Com mais de 20 anos de experiência prática e acadêmica, Koury Filho destacou que a pecuária nacional é predominantemente formada por raças zebuínas, especialmente o Nelore, devido à sua adaptabilidade e eficiência reprodutiva nos trópicos. No entanto, reforçou que a busca por produtividade exige critérios de seleção cada vez mais alinhados à funcionalidade e à realidade de cada sistema de produção.
“O desafio é produzir animais eficientes para diferentes ambientes, conciliando qualidade de carne, precocidade, eficiência alimentar e características funcionais”, afirmou.
Do olhar experiente ao método padronizado
Apesar dos avanços nas ferramentas tecnológicas, o “olho humano” continua sendo um recurso valioso na seleção. Para reduzir a subjetividade e padronizar a avaliação morfológica, Koury Filho desenvolveu a metodologia EPMURAS — acrônimo para Estrutura, Precocidade, Musculosidade, Umbigo, Raça, Aprumos e Sexualidade.

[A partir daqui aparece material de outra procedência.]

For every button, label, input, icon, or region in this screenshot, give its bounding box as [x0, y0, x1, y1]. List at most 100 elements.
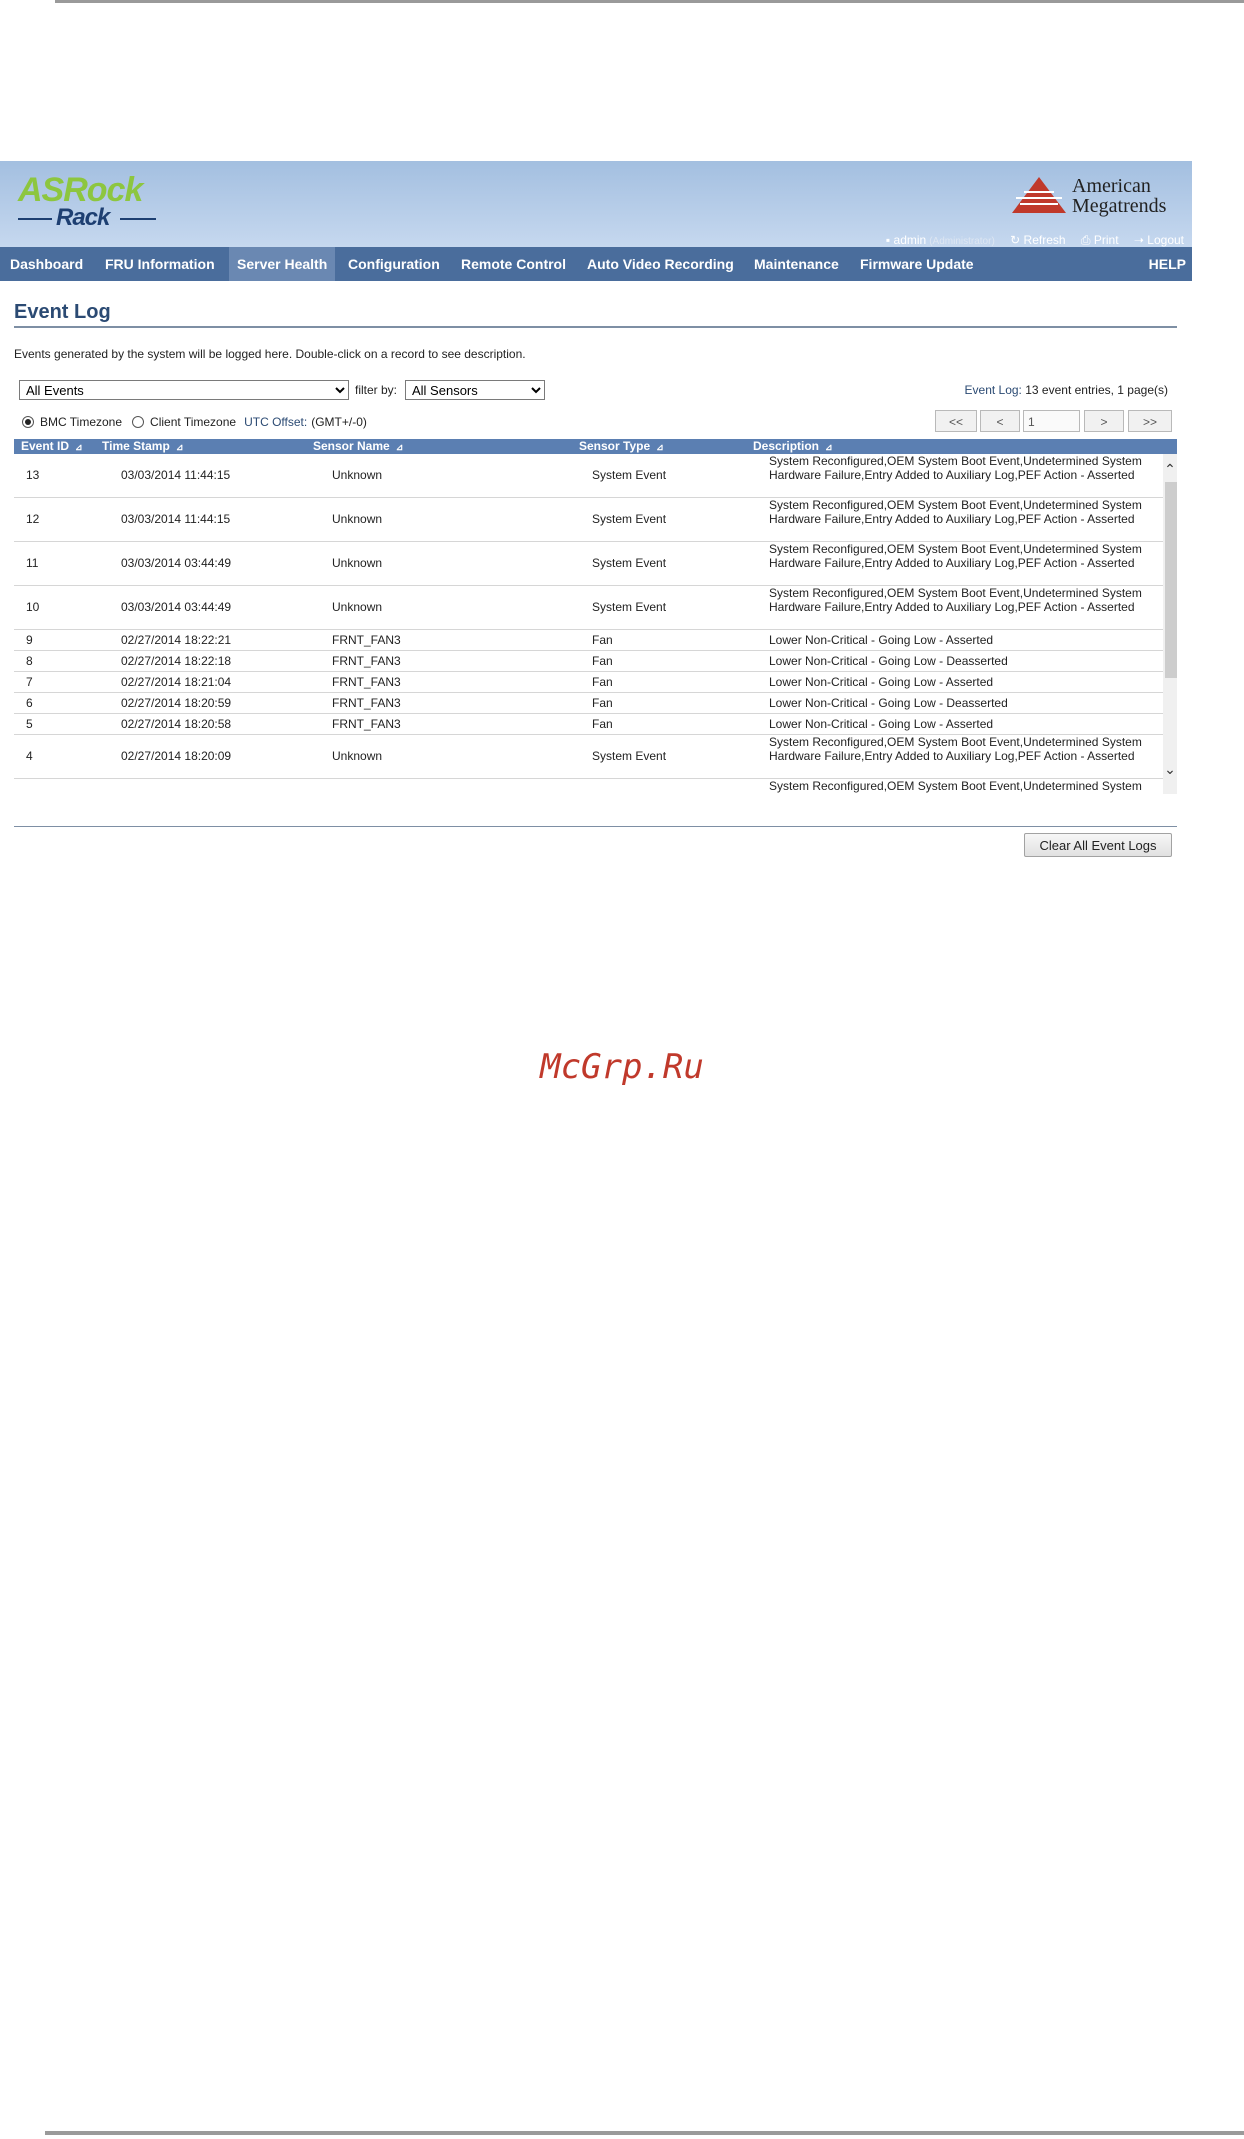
cell-time-stamp: 02/27/2014 18:21:04 — [121, 675, 232, 689]
table-row[interactable]: 6 02/27/2014 18:20:59 FRNT_FAN3 Fan Lower No… — [14, 693, 1163, 714]
event-type-select[interactable]: All Events — [19, 380, 349, 400]
col-event-id-label: Event ID — [21, 439, 70, 453]
cell-time-stamp: 02/27/2014 18:20:09 — [121, 749, 232, 763]
cell-sensor-name: Unknown — [332, 749, 383, 763]
col-sensor-type-label: Sensor Type — [579, 439, 651, 453]
sort-icon: ⊿ — [395, 442, 404, 452]
cell-sensor-name: FRNT_FAN3 — [332, 717, 401, 731]
last-page-button[interactable]: >> — [1128, 410, 1172, 432]
cell-event-id: 5 — [26, 717, 33, 731]
nav-remote-control[interactable]: Remote Control — [461, 247, 566, 281]
nav-fru-information[interactable]: FRU Information — [105, 247, 215, 281]
cell-description: System Reconfigured,OEM System Boot Even… — [769, 735, 1142, 763]
table-row[interactable]: 13 03/03/2014 11:44:15 Unknown System Event… — [14, 454, 1163, 498]
col-sensor-name[interactable]: Sensor Name ⊿ — [313, 439, 403, 454]
print-link[interactable]: ⎙ Print — [1081, 233, 1119, 247]
table-row[interactable]: 12 03/03/2014 11:44:15 Unknown System Event… — [14, 498, 1163, 542]
refresh-label: Refresh — [1023, 233, 1066, 247]
sort-icon: ⊿ — [175, 442, 184, 452]
col-time-stamp-label: Time Stamp — [102, 439, 170, 453]
cell-description: Lower Non-Critical - Going Low - Asserte… — [769, 633, 994, 647]
cell-description: System Reconfigured,OEM System Boot Even… — [769, 586, 1142, 614]
sort-icon: ⊿ — [656, 442, 664, 452]
table-row[interactable]: 3 02/27/2014 18:20:09 Unknown System Event S… — [14, 779, 1163, 794]
cell-sensor-type: Fan — [592, 633, 613, 647]
cell-sensor-type: Fan — [592, 717, 613, 731]
cell-time-stamp: 02/27/2014 18:22:18 — [121, 654, 232, 668]
cell-sensor-name: FRNT_FAN3 — [332, 654, 401, 668]
footer-divider — [14, 826, 1177, 827]
cell-description: Lower Non-Critical - Going Low - Deasser… — [769, 696, 1008, 710]
cell-description: System Reconfigured,OEM System Boot Even… — [769, 498, 1142, 526]
cell-sensor-name: Unknown — [332, 512, 383, 526]
title-divider — [14, 326, 1177, 328]
cell-time-stamp: 03/03/2014 03:44:49 — [121, 600, 232, 614]
table-scrollbar[interactable]: ⌃ ⌄ — [1163, 454, 1177, 794]
cell-description: Lower Non-Critical - Going Low - Deasser… — [769, 654, 1008, 668]
cell-sensor-type: Fan — [592, 696, 613, 710]
bmc-timezone-radio[interactable] — [22, 416, 34, 428]
utc-offset-value: (GMT+/-0) — [311, 415, 367, 429]
nav-auto-video-recording[interactable]: Auto Video Recording — [587, 247, 734, 281]
table-row[interactable]: 7 02/27/2014 18:21:04 FRNT_FAN3 Fan Lower No… — [14, 672, 1163, 693]
col-sensor-type[interactable]: Sensor Type ⊿ — [579, 439, 664, 454]
summary-value: 13 event entries, 1 page(s) — [1025, 383, 1168, 397]
bmc-web-ui: ASRock Rack American Megatrends ▪ admin(… — [0, 161, 1192, 861]
table-row[interactable]: 9 02/27/2014 18:22:21 FRNT_FAN3 Fan Lower No… — [14, 630, 1163, 651]
user-indicator: ▪ admin (Administrator) — [885, 233, 995, 247]
event-table-body: 3 02/27/2014 18:20:09 Unknown System Event S… — [14, 454, 1177, 794]
sort-icon: ⊿ — [75, 442, 83, 452]
cell-time-stamp: 03/03/2014 11:44:15 — [121, 468, 231, 482]
page-title: Event Log — [14, 301, 111, 323]
table-row[interactable]: 10 03/03/2014 03:44:49 Unknown System Event… — [14, 586, 1163, 630]
cell-event-id: 4 — [26, 749, 33, 763]
ami-logo-line2: Megatrends — [1072, 195, 1167, 217]
scroll-thumb[interactable] — [1165, 482, 1177, 678]
page-number-input[interactable]: 1 — [1023, 410, 1080, 432]
cell-description: System Reconfigured,OEM System Boot Even… — [769, 779, 1142, 794]
next-page-button[interactable]: > — [1084, 410, 1124, 432]
cell-event-id: 6 — [26, 696, 33, 710]
col-description[interactable]: Description ⊿ — [753, 439, 833, 454]
scroll-up-icon[interactable]: ⌃ — [1163, 462, 1177, 476]
nav-firmware-update[interactable]: Firmware Update — [860, 247, 974, 281]
clear-all-event-logs-button[interactable]: Clear All Event Logs — [1024, 833, 1172, 857]
table-row[interactable]: 5 02/27/2014 18:20:58 FRNT_FAN3 Fan Lower No… — [14, 714, 1163, 735]
summary-label: Event Log: — [964, 383, 1022, 397]
logout-icon: ➝ — [1133, 233, 1144, 247]
user-toolbar: ▪ admin (Administrator) ↻ Refresh ⎙ Print… — [874, 233, 1184, 247]
first-page-button[interactable]: << — [935, 410, 977, 432]
col-event-id[interactable]: Event ID ⊿ — [21, 439, 83, 454]
utc-offset-label: UTC Offset: — [244, 415, 308, 429]
scroll-down-icon[interactable]: ⌄ — [1163, 762, 1177, 776]
cell-sensor-type: System Event — [592, 556, 667, 570]
table-row[interactable]: 11 03/03/2014 03:44:49 Unknown System Event… — [14, 542, 1163, 586]
nav-maintenance[interactable]: Maintenance — [754, 247, 839, 281]
page-top-rule — [55, 0, 1244, 3]
nav-dashboard[interactable]: Dashboard — [10, 247, 83, 281]
header-banner: ASRock Rack American Megatrends ▪ admin(… — [0, 161, 1192, 247]
bmc-timezone-label: BMC Timezone — [40, 415, 123, 429]
table-row[interactable]: 8 02/27/2014 18:22:18 FRNT_FAN3 Fan Lower No… — [14, 651, 1163, 672]
page-description: Events generated by the system will be l… — [14, 347, 526, 361]
prev-page-button[interactable]: < — [980, 410, 1020, 432]
cell-sensor-type: System Event — [592, 512, 667, 526]
nav-configuration[interactable]: Configuration — [348, 247, 440, 281]
col-time-stamp[interactable]: Time Stamp ⊿ — [102, 439, 183, 454]
logout-link[interactable]: ➝ Logout — [1134, 233, 1184, 247]
nav-server-health[interactable]: Server Health — [229, 247, 336, 281]
sensor-filter-select[interactable]: All Sensors — [405, 380, 545, 400]
page-bottom-rule — [45, 2131, 1244, 2135]
table-row[interactable]: 4 02/27/2014 18:20:09 Unknown System Event S… — [14, 735, 1163, 779]
client-timezone-radio[interactable] — [132, 416, 145, 428]
cell-description: System Reconfigured,OEM System Boot Even… — [769, 454, 1142, 482]
col-sensor-name-label: Sensor Name — [313, 439, 390, 453]
refresh-link[interactable]: ↻ Refresh — [1010, 233, 1065, 247]
cell-time-stamp: 02/27/2014 18:20:59 — [121, 696, 232, 710]
ami-triangle-icon — [1012, 177, 1066, 213]
col-description-label: Description — [753, 439, 820, 453]
cell-sensor-type: Fan — [592, 675, 613, 689]
cell-description: Lower Non-Critical - Going Low - Asserte… — [769, 717, 994, 731]
nav-help[interactable]: HELP — [1149, 247, 1186, 281]
cell-sensor-type: System Event — [592, 793, 666, 794]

O sistema atribui notas de 1 a 6 para cada característica, permitindo traduzir a observação visual em dados comparáveis e integráveis aos programas de melhoramento genético.
Entre os pontos de destaque da metodologia estão:
Estrutura corporal: tamanho e proporção do animal, influenciando seu potencial de crescimento.
Precocidade: relação entre profundidade de costelas e altura de membros, associada à capacidade de terminação e desempenho reprodutivo.
Musculosidade: volume de massas musculares em regiões-chave.
Características funcionais: aprumos corretos, umbigo bem conformado, expressão sexual adequada e padrões raciais preservados.

Conexão entre forma e desempenho
Segundo Koury Filho, estudos mostram correlações genéticas consistentes entre as notas visuais e dados objetivos, como área de olho de lombo, espessura de gordura, precocidade sexual e probabilidade de parto precoce.
Animais de biotipo mais precoce e musculoso tendem a apresentar melhor terminação de carcaça, maior eficiência reprodutiva e melhor adaptação ao pastejo, enquanto indivíduos excessivamente grandes podem ter manutenção mais onerosa e menor desempenho reprodutivo.
Seleção orientada para o sistema de produção
O palestrante ressaltou que não existe um “biotipo universalmente ideal”, mas sim perfis adaptados a objetivos e ambientes específicos. Um touro selecionado para confinamento intensivo pode não ter o mesmo desempenho em sistemas exclusivamente a pasto.
Nesse sentido, a integração entre dados de desempenho, avaliações genéticas e morfologia é essencial para direcionar o melhoramento e aumentar a sustentabilidade da pecuária.
Olhar para o futuro
A tecnologia deve potencializar essa integração. Koury Filho aposta na aplicação de inteligência artificial para coleta automatizada das medidas morfológicas, ampliando a padronização e a precisão da avaliação.
Para ele, a evolução do melhoramento genético brasileiro deve manter como meta a qualidade final do produto e a sustentabilidade, não apenas índices de ranking ou recordes de peso.
“O melhoramento genético é uma das principais ferramentas para uma pecuária mais eficiente e sustentável. Precisamos usá-lo para alinhar produtividade, qualidade de carne e preservação dos recursos naturais”, concluiu.